Umschau | 04.12.2012 | 20:15 Uhr : Kaum Verlass auf die Bestpreis-Beratung im Reisebüro
Trotz günstiger Preise auf Internet-Reiseportalen buchen viele immernoch in Reisebüros. Dort, so die Werbung, werde man gut beraten und bekomme immer das günstigste Angebot. Wir haben diesen Service getestet.

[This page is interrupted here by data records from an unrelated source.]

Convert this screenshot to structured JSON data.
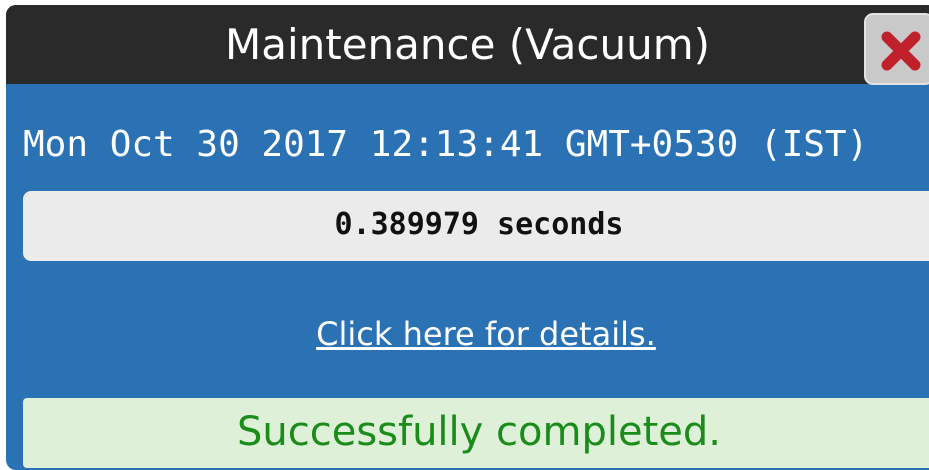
{
  "dialog": {
    "title": "Maintenance (Vacuum)",
    "close_icon": "close-x-icon",
    "timestamp": "Mon Oct 30 2017 12:13:41 GMT+0530 (IST)",
    "duration": "0.389979 seconds",
    "details_link": "Click here for details.",
    "status": "Successfully completed."
  },
  "colors": {
    "titlebar": "#2a2a2a",
    "body": "#2b72b5",
    "close_x": "#c0202a",
    "success_bg": "#dff0d8",
    "success_text": "#1a8c1a"
  }
}
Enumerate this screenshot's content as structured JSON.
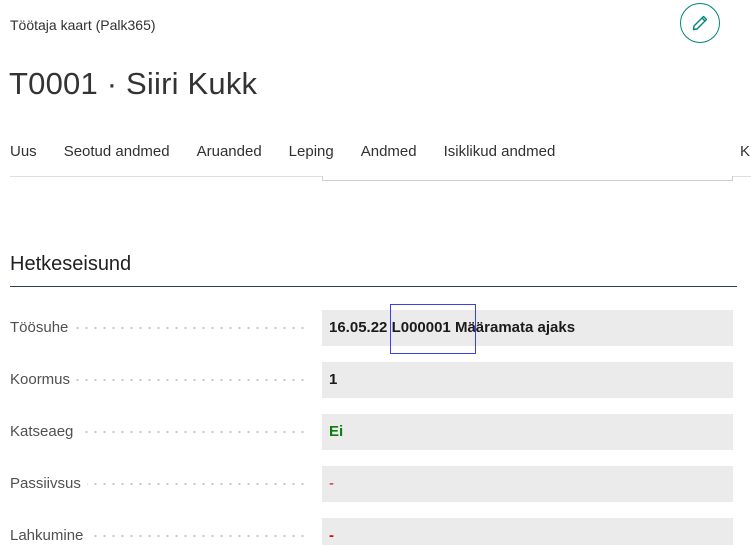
{
  "header": {
    "caption": "Töötaja kaart (Palk365)",
    "title": "T0001 · Siiri Kukk",
    "edit_icon": "pencil-icon"
  },
  "actions": [
    "Uus",
    "Seotud andmed",
    "Aruanded",
    "Leping",
    "Andmed",
    "Isiklikud andmed",
    "K"
  ],
  "section": {
    "title": "Hetkeseisund",
    "fields": [
      {
        "label": "Töösuhe",
        "value_date": "16.05.22",
        "value_code": "L000001",
        "value_text": "Määramata ajaks"
      },
      {
        "label": "Koormus",
        "value": "1"
      },
      {
        "label": "Katseaeg",
        "value": "Ei"
      },
      {
        "label": "Passiivsus",
        "value": "-"
      },
      {
        "label": "Lahkumine",
        "value": "-"
      }
    ]
  },
  "colors": {
    "accent": "#00857a",
    "green": "#107c10",
    "red": "#c50f1f",
    "focus": "#3a3ff0"
  }
}
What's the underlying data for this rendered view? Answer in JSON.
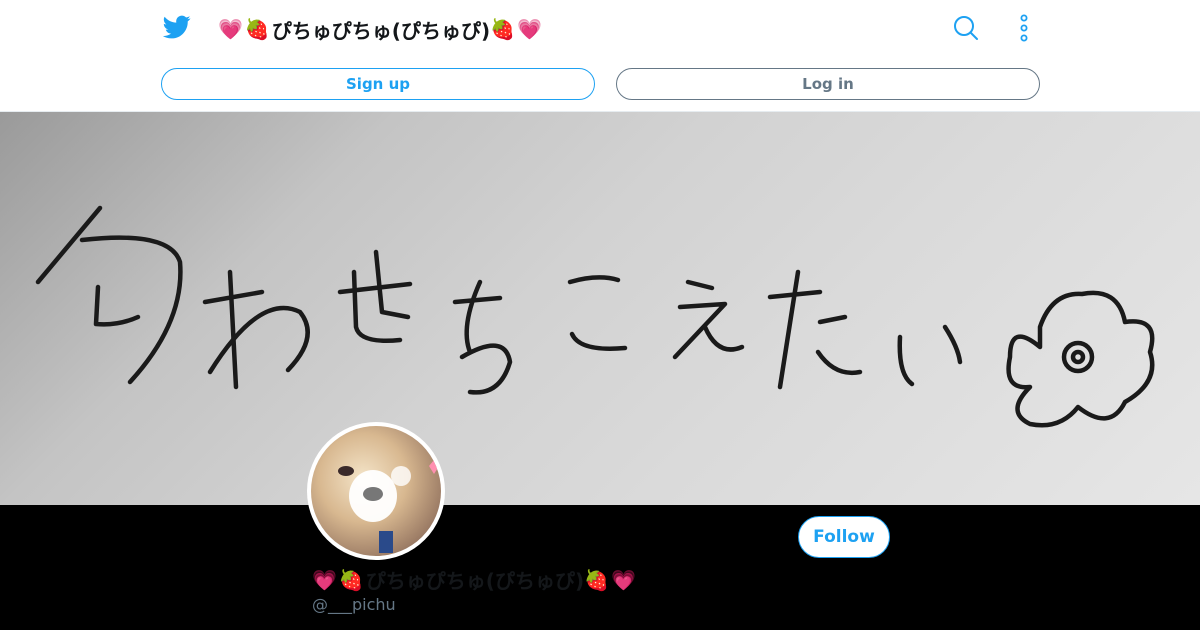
{
  "header": {
    "name_prefix_emoji": [
      "💗",
      "🍓"
    ],
    "name": "ぴちゅぴちゅ(ぴちゅぴ)",
    "name_suffix_emoji": [
      "🍓",
      "💗"
    ],
    "icons": [
      "twitter-bird-icon",
      "search-icon",
      "more-options-icon"
    ]
  },
  "actions": {
    "signup_label": "Sign up",
    "login_label": "Log in",
    "follow_label": "Follow"
  },
  "banner": {
    "handwritten_text": "匂わせをこえたい"
  },
  "profile": {
    "name_prefix_emoji": [
      "💗",
      "🍓"
    ],
    "name": "ぴちゅぴちゅ(ぴちゅぴ)",
    "name_suffix_emoji": [
      "🍓",
      "💗"
    ],
    "handle": "@___pichu"
  },
  "colors": {
    "brand_blue": "#1da1f2",
    "muted_gray": "#657786",
    "text_dark": "#14171a",
    "profile_bg": "#000000"
  }
}
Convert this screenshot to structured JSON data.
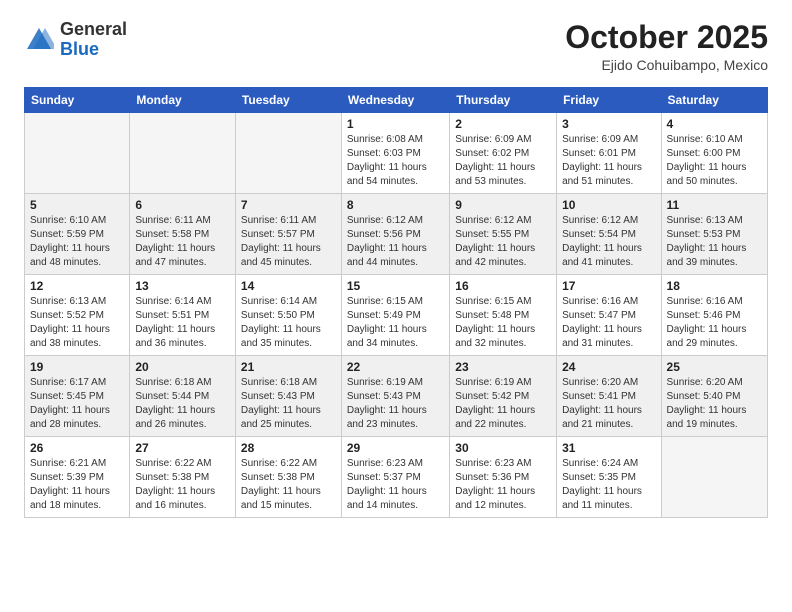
{
  "logo": {
    "general": "General",
    "blue": "Blue"
  },
  "title": "October 2025",
  "location": "Ejido Cohuibampo, Mexico",
  "weekdays": [
    "Sunday",
    "Monday",
    "Tuesday",
    "Wednesday",
    "Thursday",
    "Friday",
    "Saturday"
  ],
  "weeks": [
    [
      {
        "day": "",
        "info": ""
      },
      {
        "day": "",
        "info": ""
      },
      {
        "day": "",
        "info": ""
      },
      {
        "day": "1",
        "info": "Sunrise: 6:08 AM\nSunset: 6:03 PM\nDaylight: 11 hours\nand 54 minutes."
      },
      {
        "day": "2",
        "info": "Sunrise: 6:09 AM\nSunset: 6:02 PM\nDaylight: 11 hours\nand 53 minutes."
      },
      {
        "day": "3",
        "info": "Sunrise: 6:09 AM\nSunset: 6:01 PM\nDaylight: 11 hours\nand 51 minutes."
      },
      {
        "day": "4",
        "info": "Sunrise: 6:10 AM\nSunset: 6:00 PM\nDaylight: 11 hours\nand 50 minutes."
      }
    ],
    [
      {
        "day": "5",
        "info": "Sunrise: 6:10 AM\nSunset: 5:59 PM\nDaylight: 11 hours\nand 48 minutes."
      },
      {
        "day": "6",
        "info": "Sunrise: 6:11 AM\nSunset: 5:58 PM\nDaylight: 11 hours\nand 47 minutes."
      },
      {
        "day": "7",
        "info": "Sunrise: 6:11 AM\nSunset: 5:57 PM\nDaylight: 11 hours\nand 45 minutes."
      },
      {
        "day": "8",
        "info": "Sunrise: 6:12 AM\nSunset: 5:56 PM\nDaylight: 11 hours\nand 44 minutes."
      },
      {
        "day": "9",
        "info": "Sunrise: 6:12 AM\nSunset: 5:55 PM\nDaylight: 11 hours\nand 42 minutes."
      },
      {
        "day": "10",
        "info": "Sunrise: 6:12 AM\nSunset: 5:54 PM\nDaylight: 11 hours\nand 41 minutes."
      },
      {
        "day": "11",
        "info": "Sunrise: 6:13 AM\nSunset: 5:53 PM\nDaylight: 11 hours\nand 39 minutes."
      }
    ],
    [
      {
        "day": "12",
        "info": "Sunrise: 6:13 AM\nSunset: 5:52 PM\nDaylight: 11 hours\nand 38 minutes."
      },
      {
        "day": "13",
        "info": "Sunrise: 6:14 AM\nSunset: 5:51 PM\nDaylight: 11 hours\nand 36 minutes."
      },
      {
        "day": "14",
        "info": "Sunrise: 6:14 AM\nSunset: 5:50 PM\nDaylight: 11 hours\nand 35 minutes."
      },
      {
        "day": "15",
        "info": "Sunrise: 6:15 AM\nSunset: 5:49 PM\nDaylight: 11 hours\nand 34 minutes."
      },
      {
        "day": "16",
        "info": "Sunrise: 6:15 AM\nSunset: 5:48 PM\nDaylight: 11 hours\nand 32 minutes."
      },
      {
        "day": "17",
        "info": "Sunrise: 6:16 AM\nSunset: 5:47 PM\nDaylight: 11 hours\nand 31 minutes."
      },
      {
        "day": "18",
        "info": "Sunrise: 6:16 AM\nSunset: 5:46 PM\nDaylight: 11 hours\nand 29 minutes."
      }
    ],
    [
      {
        "day": "19",
        "info": "Sunrise: 6:17 AM\nSunset: 5:45 PM\nDaylight: 11 hours\nand 28 minutes."
      },
      {
        "day": "20",
        "info": "Sunrise: 6:18 AM\nSunset: 5:44 PM\nDaylight: 11 hours\nand 26 minutes."
      },
      {
        "day": "21",
        "info": "Sunrise: 6:18 AM\nSunset: 5:43 PM\nDaylight: 11 hours\nand 25 minutes."
      },
      {
        "day": "22",
        "info": "Sunrise: 6:19 AM\nSunset: 5:43 PM\nDaylight: 11 hours\nand 23 minutes."
      },
      {
        "day": "23",
        "info": "Sunrise: 6:19 AM\nSunset: 5:42 PM\nDaylight: 11 hours\nand 22 minutes."
      },
      {
        "day": "24",
        "info": "Sunrise: 6:20 AM\nSunset: 5:41 PM\nDaylight: 11 hours\nand 21 minutes."
      },
      {
        "day": "25",
        "info": "Sunrise: 6:20 AM\nSunset: 5:40 PM\nDaylight: 11 hours\nand 19 minutes."
      }
    ],
    [
      {
        "day": "26",
        "info": "Sunrise: 6:21 AM\nSunset: 5:39 PM\nDaylight: 11 hours\nand 18 minutes."
      },
      {
        "day": "27",
        "info": "Sunrise: 6:22 AM\nSunset: 5:38 PM\nDaylight: 11 hours\nand 16 minutes."
      },
      {
        "day": "28",
        "info": "Sunrise: 6:22 AM\nSunset: 5:38 PM\nDaylight: 11 hours\nand 15 minutes."
      },
      {
        "day": "29",
        "info": "Sunrise: 6:23 AM\nSunset: 5:37 PM\nDaylight: 11 hours\nand 14 minutes."
      },
      {
        "day": "30",
        "info": "Sunrise: 6:23 AM\nSunset: 5:36 PM\nDaylight: 11 hours\nand 12 minutes."
      },
      {
        "day": "31",
        "info": "Sunrise: 6:24 AM\nSunset: 5:35 PM\nDaylight: 11 hours\nand 11 minutes."
      },
      {
        "day": "",
        "info": ""
      }
    ]
  ]
}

In der Stichprobe haben wir immer nach dem billigsten Angebot gefragt. Reisebüros sind verpflichtet, dem Kunden auf Wunsch die günstigste Reise anzubieten, egal von welchem Veranstalter, erklärt Preisexperte Rainer Schmidt von der Preisagentur Münster. Er begleitet den Stichprobentest. Insgesamt haben wir sieben Filialen von bundesweit tätigen Reisebüros getestet: Holiday Land, First Reisebüro, Alltours, Reiseland, Derpart, High-Fly und TUI ReiseCenter. Zusammen mit Rainer Schmidt haben wir drei Reisen konzipiert, für die er die besten Preise ermittelt hat.
| Reise | Kosten |
|---|---|
| Zwei Wochen Madeira im Hotel "all inklusiv" | rd. 3.000 Euro |
| Zwei Wochen Lanzarote für zwei Erwachsene und zwei Kinder im Hotel | rd. 3.380 Euro |
| Fünf Wochen Tunesien für zwei Personen im Hotel | rd. 1.220 Euro |
Aus der Sicht des Experten sollte die Preisrecherche je Reise drei bis fünf Minuten dauern.
Das Ergebnis
Das Ergebnis ist ernüchternd. Kein Reisebüro hat für alle drei Reisen den günstigsten Preis ermitteln können. Bei "HolidayLand" und "Reiseland" waren sogar alle Reisen teurer als der Bestpreis, den der Experte ermittelt hatte. Die größten Preisaufschläge gab es mit mehr als 40 Prozent für die Tunesien-Reise bei "Alltours" (1.760 Euro) und "HolidayLand" (1.720 Euro). "Depart" und "First Reisebüro" waren mit einem Preis von 1.610 Euro mehr als 30 Prozent teurer als der Bestpreis.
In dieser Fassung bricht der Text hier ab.